In a specific part of an onion field he has a nematode problem, so we went and had a look by digging up some onions and checking the soil. I did not expect to see damage in the Loxsoil treated section as Nematodes simply do not like highly oxygenated soils.

That proved to be more interesting than expected as shown hereunder!

sealed top layer – maize (CORN) seedlings can’t get through

Farmer planted 20 Ha of maize. Due to an issue with drag hoses the top layer of the soil was smeared and an impossibly hard crust of 2.5 cm thickness was formed. They tried using a rotary hoe to break up the crust but it made no impact whatsoever. The only options left were to plough-up the field and start again or irrigate the field to hopefully soften the crust and probably drown the seedlings….

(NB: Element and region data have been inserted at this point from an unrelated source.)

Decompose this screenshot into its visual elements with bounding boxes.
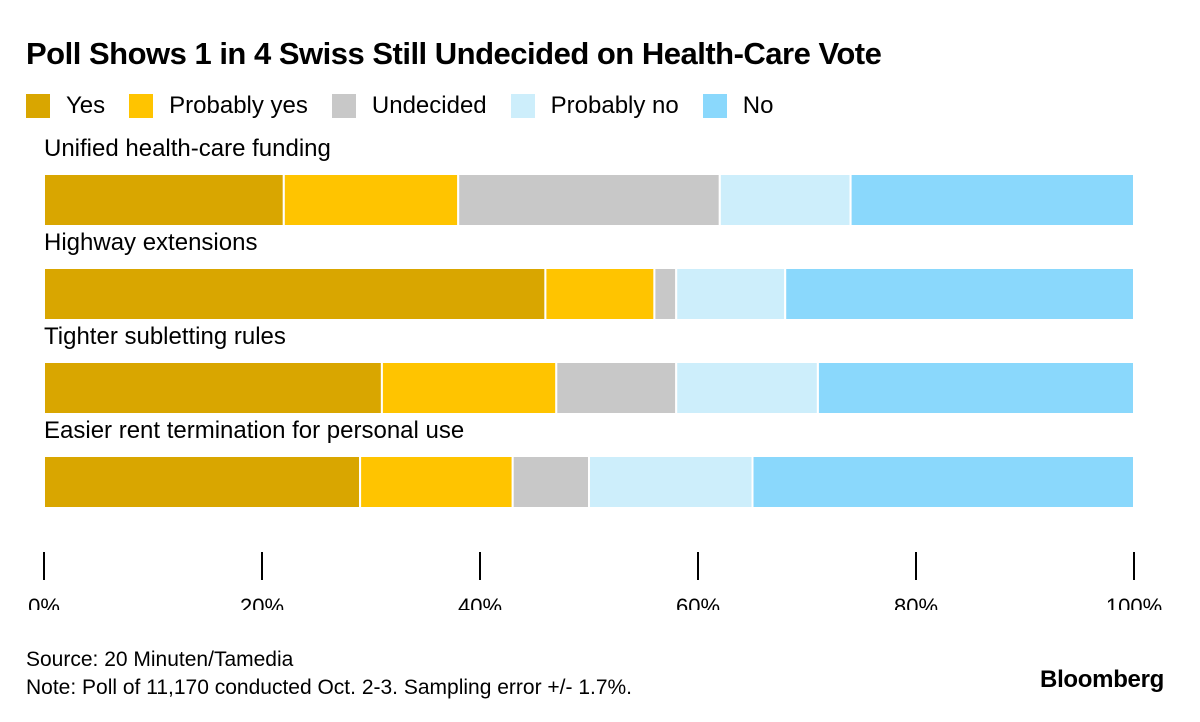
bar-segment-probably-yes-unified-health-care-funding — [282, 173, 460, 227]
methodology-note: Note: Poll of 11,170 conducted Oct. 2-3.… — [26, 676, 633, 699]
x-tick-label-0: 0% — [28, 594, 60, 610]
bar-segment-no-highway-extensions — [784, 267, 1135, 321]
legend-swatch-probably-yes — [129, 94, 154, 118]
legend-label-probably-yes: Probably yes — [169, 92, 308, 119]
bar-segment-probably-yes-highway-extensions — [544, 267, 656, 321]
bar-segment-undecided-highway-extensions — [653, 267, 678, 321]
legend-label-probably-no: Probably no — [550, 92, 679, 119]
bar-segment-yes-tighter-subletting-rules — [43, 361, 383, 415]
chart-title: Poll Shows 1 in 4 Swiss Still Undecided … — [26, 36, 882, 71]
x-tick-label-80: 80% — [894, 594, 938, 610]
legend-item-no: No — [702, 92, 774, 120]
legend-item-undecided: Undecided — [331, 92, 487, 120]
category-label-easier-rent-termination-for-personal-use: Easier rent termination for personal use — [44, 417, 464, 444]
bar-segment-yes-unified-health-care-funding — [43, 173, 285, 227]
legend-item-yes: Yes — [26, 92, 105, 120]
bar-segment-undecided-tighter-subletting-rules — [555, 361, 678, 415]
bar-segment-no-easier-rent-termination-for-personal-use — [751, 455, 1135, 509]
bar-segment-probably-no-unified-health-care-funding — [718, 173, 852, 227]
bar-segment-no-tighter-subletting-rules — [816, 361, 1136, 415]
bar-segment-no-unified-health-care-funding — [849, 173, 1135, 227]
category-label-highway-extensions: Highway extensions — [44, 229, 257, 256]
x-tick-label-100: 100% — [1106, 594, 1162, 610]
legend-label-no: No — [742, 92, 774, 119]
legend-label-undecided: Undecided — [371, 92, 487, 119]
bar-segment-yes-easier-rent-termination-for-personal-use — [43, 455, 362, 509]
x-tick-label-60: 60% — [676, 594, 720, 610]
legend-item-probably-yes: Probably yes — [129, 92, 308, 120]
legend-item-probably-no: Probably no — [510, 92, 679, 120]
category-label-tighter-subletting-rules: Tighter subletting rules — [44, 323, 286, 350]
legend-swatch-no — [702, 94, 727, 118]
source-note: Source: 20 Minuten/Tamedia — [26, 648, 294, 671]
bar-segment-yes-highway-extensions — [43, 267, 547, 321]
bar-segment-probably-no-tighter-subletting-rules — [675, 361, 819, 415]
x-tick-label-40: 40% — [458, 594, 502, 610]
bar-segment-probably-yes-easier-rent-termination-for-personal-use — [359, 455, 514, 509]
x-tick-label-20: 20% — [240, 594, 284, 610]
bar-segment-undecided-easier-rent-termination-for-personal-use — [511, 455, 591, 509]
bar-segment-probably-yes-tighter-subletting-rules — [380, 361, 558, 415]
stacked-bar-chart: Unified health-care funding Highway exten… — [28, 135, 1162, 610]
legend-swatch-undecided — [331, 94, 356, 118]
category-label-unified-health-care-funding: Unified health-care funding — [44, 135, 331, 162]
chart-legend: Yes Probably yes Undecided Probably no N… — [26, 92, 797, 120]
bloomberg-logo: Bloomberg — [1040, 666, 1164, 693]
legend-swatch-probably-no — [510, 94, 535, 118]
bar-segment-probably-no-highway-extensions — [675, 267, 787, 321]
bar-segment-probably-no-easier-rent-termination-for-personal-use — [588, 455, 754, 509]
chart-footer: Source: 20 Minuten/Tamedia Note: Poll of… — [26, 646, 632, 702]
legend-swatch-yes — [26, 94, 50, 118]
legend-label-yes: Yes — [66, 92, 106, 119]
bar-segment-undecided-unified-health-care-funding — [457, 173, 721, 227]
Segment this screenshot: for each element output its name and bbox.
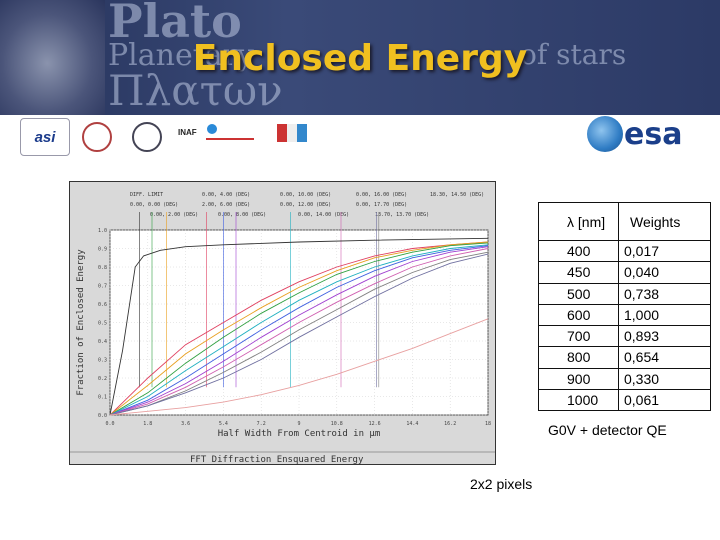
table-row: 900 0,330 (538, 367, 711, 390)
field-annotation: 0.00, 17.70 (DEG) (356, 202, 407, 208)
wavelength-cell: 1000 (538, 388, 619, 412)
x-tick-label: 18 (485, 421, 491, 427)
y-tick-label: 0.0 (98, 413, 107, 419)
table-row: 450 0,040 (538, 261, 711, 284)
table-row: 1000 0,061 (538, 388, 711, 412)
y-tick-label: 0.2 (98, 376, 107, 382)
table-row: 700 0,893 (538, 324, 711, 348)
esa-globe-icon (587, 116, 623, 152)
wavelength-cell: 700 (538, 324, 619, 348)
x-tick-label: 16.2 (444, 421, 456, 427)
weight-cell: 0,040 (618, 261, 711, 284)
weight-cell: 0,893 (618, 324, 711, 348)
weights-table: λ [nm] Weights 400 0,017 450 0,040 500 0,738 6… (538, 202, 711, 412)
field-annotation: DIFF. LIMIT (130, 192, 163, 198)
x-tick-label: 14.4 (406, 421, 418, 427)
field-annotation: 0.00, 12.00 (DEG) (280, 202, 331, 208)
chart-svg: 0.0 0.1 0.2 0.3 0.4 0.5 0.6 0.7 0.8 0.9 1.0 0.0 1.8 3… (70, 192, 495, 464)
x-tick-label: 10.8 (331, 421, 343, 427)
series-line (109, 248, 489, 416)
wavelength-cell: 800 (538, 346, 619, 369)
table-row: 600 1,000 (538, 303, 711, 327)
series-line (109, 241, 489, 416)
banner-word-greek: Πλατων (108, 66, 283, 115)
caption-pixels: 2x2 pixels (470, 476, 533, 492)
university-text-logo (310, 120, 352, 144)
y-tick-label: 0.9 (98, 247, 107, 253)
inaf-logo: INAF (178, 127, 197, 137)
table-row: 500 0,738 (538, 282, 711, 305)
weight-cell: 1,000 (618, 303, 711, 327)
y-tick-label: 0.1 (98, 395, 107, 401)
series-line (109, 242, 489, 416)
field-annotation: 18.30, 14.50 (DEG) (430, 192, 484, 198)
series-line (109, 246, 489, 416)
field-annotation: 13.70, 13.70 (DEG) (375, 212, 429, 218)
series-line (109, 241, 489, 416)
asi-logo: asi (20, 118, 70, 156)
header-wavelength: λ [nm] (538, 202, 619, 241)
weight-cell: 0,017 (618, 239, 711, 263)
series-line (109, 244, 489, 416)
wavelength-cell: 600 (538, 303, 619, 327)
x-tick-label: 0.0 (105, 421, 114, 427)
field-annotation: 0.00, 16.00 (DEG) (356, 192, 407, 198)
header-banner: Plato Planetary of stars Πλατων Enclosed… (0, 0, 720, 115)
table-row: 400 0,017 (538, 239, 711, 263)
padova-flag-logo (277, 124, 307, 142)
x-axis-label: Half Width From Centroid in µm (218, 429, 381, 439)
weight-cell: 0,654 (618, 346, 711, 369)
x-tick-label: 3.6 (181, 421, 190, 427)
y-tick-label: 0.3 (98, 358, 107, 364)
inaf-line-icon (206, 138, 254, 140)
banner-word-plato: Plato (108, 0, 242, 48)
x-tick-label: 7.2 (257, 421, 266, 427)
weight-cell: 0,738 (618, 282, 711, 305)
y-tick-label: 1.0 (98, 228, 107, 234)
esa-logo: esa (624, 116, 683, 152)
page-title: Enclosed Energy (192, 38, 528, 79)
field-annotation: 0.00, 8.00 (DEG) (218, 212, 266, 218)
banner-word-planetary: Planetary (108, 38, 254, 73)
field-annotation: 0.00, 0.00 (DEG) (130, 202, 178, 208)
series-line (109, 318, 489, 416)
y-tick-label: 0.6 (98, 302, 107, 308)
enclosed-energy-chart: 0.0 0.1 0.2 0.3 0.4 0.5 0.6 0.7 0.8 0.9 1.0 0.0 1.8 3… (69, 181, 496, 465)
y-tick-label: 0.5 (98, 321, 107, 327)
field-annotation: 0.00, 10.00 (DEG) (280, 192, 331, 198)
series-line (109, 245, 489, 416)
series-line (109, 253, 489, 416)
banner-word-stars: of stars (520, 38, 627, 71)
chart-title: FFT Diffraction Ensquared Energy (190, 455, 364, 464)
y-tick-label: 0.8 (98, 265, 107, 271)
university-seal-logo (82, 122, 112, 152)
y-tick-label: 0.7 (98, 284, 107, 290)
field-annotation: 0.00, 2.00 (DEG) (150, 212, 198, 218)
institute-seal-logo (132, 122, 162, 152)
wavelength-cell: 450 (538, 261, 619, 284)
x-tick-label: 9 (297, 421, 300, 427)
wavelength-cell: 900 (538, 367, 619, 390)
field-annotation: 0.00, 4.00 (DEG) (202, 192, 250, 198)
plato-portrait (0, 0, 105, 115)
caption-star-type: G0V + detector QE (548, 422, 667, 438)
y-tick-label: 0.4 (98, 339, 107, 345)
weight-cell: 0,330 (618, 367, 711, 390)
series-line (109, 237, 489, 416)
table-header-row: λ [nm] Weights (538, 202, 711, 241)
header-weights: Weights (618, 202, 711, 241)
x-tick-label: 5.4 (219, 421, 228, 427)
x-tick-label: 12.6 (369, 421, 381, 427)
field-annotation: 0.00, 14.00 (DEG) (298, 212, 349, 218)
series-line (109, 251, 489, 416)
wavelength-cell: 500 (538, 282, 619, 305)
field-annotation: 2.00, 6.00 (DEG) (202, 202, 250, 208)
inaf-dot-icon (207, 124, 217, 134)
y-axis-label: Fraction of Enclosed Energy (76, 249, 86, 396)
table-row: 800 0,654 (538, 346, 711, 369)
weight-cell: 0,061 (618, 388, 711, 412)
wavelength-cell: 400 (538, 239, 619, 263)
x-tick-label: 1.8 (143, 421, 152, 427)
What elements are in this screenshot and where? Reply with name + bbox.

Fortunately someone mentioned Loxsoil and that it might be worth trialing a small plot of 10 x 10 meters. Dosage was the equivalent 1.5L/Ha in 500 L water (we would have preferred 1000 L of water but that was apparently not feasible or practical) and applied using a back-spray. Next morning the farmer tested the hardness of the top layer and his finger went right through the layer. They immediately treated the 20 Hectares and photo shows what it looked like 10 days later.

Maize plants were some 15 cm tall on my visit. Although it’s not be the prettiest field of Maize, the only reason this crop is standing is because of the oxygen in Loxsoil.

Loxsoil definitely saved this this crop, saved the farmer having to re-seed 20 Ha and saved him tens of thousands of euros.



A potato farmer used oxygenated water (Loxsoil dosed at 50 ml/m3 water) to rinse his potatoes. He is a keen user of Loxsoil– has seen the benefits in his crops and understands the benefits of using oxygen in agriculture. He wanted to see if oxygenated water would be beneficial when storing potatoes over a long period of time.

His conclusion was that: Loxsoil treated potatoes stored 3 months longer and also lost 10% less moisture than untreated potatoes. His next crop will be fully rinsed with oxygenated water.

In 2022 some farmers treated sugar beets with oxygenated water (1 L/Ha). On average these produced a 20% higher yield compared to untreated plants. The sugar content was 0.02% lower than the untreated sugar beet. However as the yield was 20% higher this easily compensated for the lower sugar % so that in fact much more sugar was yielded.

Following this, in 2023 official trials have been set up by the sugar producing industry to test the effect of soil oxygenation on sugar beet and verify the increased production. To date the trial is ongoing and results are not expected until harvesting in October/November 2023. We are very confident.